De rechtbank vat het verzoek op als een verzoek tot wraking van de behandelend bestuursrechter in beide zaken. Het verzoek bevat geen concrete feiten en omstandigheden waaruit volgt dat de behandelend bestuursrechter vooringenomen is tegen verzoekster of objectief gerechtvaardigde vrees daarvoor bestaat. Uit de omstandigheid dat niet is voldaan aan het door verzoekster bij brief van 31 oktober 2014 gedane verzoek tot het verstrekken van gegevens, kan de wrakingskamer geen vooringenomenheid afleiden.
Daar komt bij dat uit het stelsel van de wrakingsprocedure kan worden afgeleid dat een wrakingsverzoek slechts kan worden ingediend tegen geïndividualiseerde rechters, en niet tegen in abstracto aangeduide rechters. Nu verzoekster haar verzoek tot wraking heeft gedaan nog voordat haar bekend was welke rechter haar zaken zou behandelen, dient zij om die reden niet-ontvankelijk te worden verklaard in haar verzoek. Een mondelinge behandeling van het verzoek kan daarom achterwege blijven.

5.De beslissing

De rechtbank verklaart verzoekster niet-ontvankelijk in haar verzoek tot wraking.

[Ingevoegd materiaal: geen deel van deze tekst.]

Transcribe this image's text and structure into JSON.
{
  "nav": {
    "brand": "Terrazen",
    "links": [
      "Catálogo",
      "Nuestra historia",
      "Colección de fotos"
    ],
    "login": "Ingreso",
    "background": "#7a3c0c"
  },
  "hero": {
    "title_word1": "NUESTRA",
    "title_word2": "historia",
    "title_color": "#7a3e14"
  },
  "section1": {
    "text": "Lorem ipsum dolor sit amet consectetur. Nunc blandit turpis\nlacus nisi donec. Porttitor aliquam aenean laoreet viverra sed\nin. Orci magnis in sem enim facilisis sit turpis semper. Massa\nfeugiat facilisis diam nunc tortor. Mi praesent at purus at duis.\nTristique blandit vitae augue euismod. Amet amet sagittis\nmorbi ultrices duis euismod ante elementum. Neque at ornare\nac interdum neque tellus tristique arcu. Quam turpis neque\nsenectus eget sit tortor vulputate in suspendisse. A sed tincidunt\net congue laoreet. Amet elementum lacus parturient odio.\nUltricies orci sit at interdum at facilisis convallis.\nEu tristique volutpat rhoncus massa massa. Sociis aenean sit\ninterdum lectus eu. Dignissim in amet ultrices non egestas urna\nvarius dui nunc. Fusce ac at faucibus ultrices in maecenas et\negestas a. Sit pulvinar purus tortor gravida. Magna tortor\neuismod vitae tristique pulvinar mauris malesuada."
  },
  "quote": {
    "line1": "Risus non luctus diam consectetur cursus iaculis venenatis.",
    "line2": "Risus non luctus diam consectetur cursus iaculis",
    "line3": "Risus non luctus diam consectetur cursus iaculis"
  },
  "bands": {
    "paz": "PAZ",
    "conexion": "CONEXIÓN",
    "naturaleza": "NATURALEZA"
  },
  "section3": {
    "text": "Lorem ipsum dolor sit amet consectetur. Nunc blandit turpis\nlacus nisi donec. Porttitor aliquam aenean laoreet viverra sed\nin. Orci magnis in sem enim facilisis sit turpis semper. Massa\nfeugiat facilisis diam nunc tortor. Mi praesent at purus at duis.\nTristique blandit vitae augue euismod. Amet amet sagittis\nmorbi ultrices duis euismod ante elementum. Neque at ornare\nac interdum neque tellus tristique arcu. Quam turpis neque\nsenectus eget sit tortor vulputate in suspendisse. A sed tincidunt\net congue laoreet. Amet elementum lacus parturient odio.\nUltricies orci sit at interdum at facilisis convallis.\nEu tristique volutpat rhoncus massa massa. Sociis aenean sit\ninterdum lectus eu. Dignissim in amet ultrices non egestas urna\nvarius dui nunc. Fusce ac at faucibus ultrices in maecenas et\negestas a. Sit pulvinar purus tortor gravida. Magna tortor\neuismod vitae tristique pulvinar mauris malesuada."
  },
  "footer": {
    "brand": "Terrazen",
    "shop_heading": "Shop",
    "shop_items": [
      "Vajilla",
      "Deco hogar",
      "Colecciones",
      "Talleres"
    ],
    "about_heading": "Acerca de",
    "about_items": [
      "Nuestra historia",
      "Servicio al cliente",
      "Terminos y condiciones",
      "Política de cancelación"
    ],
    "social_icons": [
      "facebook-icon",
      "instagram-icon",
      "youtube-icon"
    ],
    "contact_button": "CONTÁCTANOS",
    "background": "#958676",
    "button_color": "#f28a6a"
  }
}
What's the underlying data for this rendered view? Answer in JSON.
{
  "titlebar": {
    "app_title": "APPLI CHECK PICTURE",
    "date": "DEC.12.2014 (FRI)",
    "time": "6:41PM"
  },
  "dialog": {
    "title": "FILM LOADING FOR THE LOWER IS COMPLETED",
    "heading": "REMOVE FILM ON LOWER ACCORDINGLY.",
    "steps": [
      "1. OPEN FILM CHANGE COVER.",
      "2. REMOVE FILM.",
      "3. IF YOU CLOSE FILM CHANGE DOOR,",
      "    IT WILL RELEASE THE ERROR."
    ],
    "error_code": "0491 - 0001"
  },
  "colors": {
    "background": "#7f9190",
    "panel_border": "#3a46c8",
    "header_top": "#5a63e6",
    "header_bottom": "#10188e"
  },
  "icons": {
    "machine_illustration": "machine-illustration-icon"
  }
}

Deze beslissing is gegeven door mrs. J.A.O.M. van Aerde, J.H. Keuzenkamp en
G.A. Versteeg, rechters, in tegenwoordigheid van mr. M.D. Moeke, griffier, en in het openbaar uitgesproken op 22 januari 2015.
de griffier de voorzitter
Tegen deze beslissing staat geen rechtsmiddel open.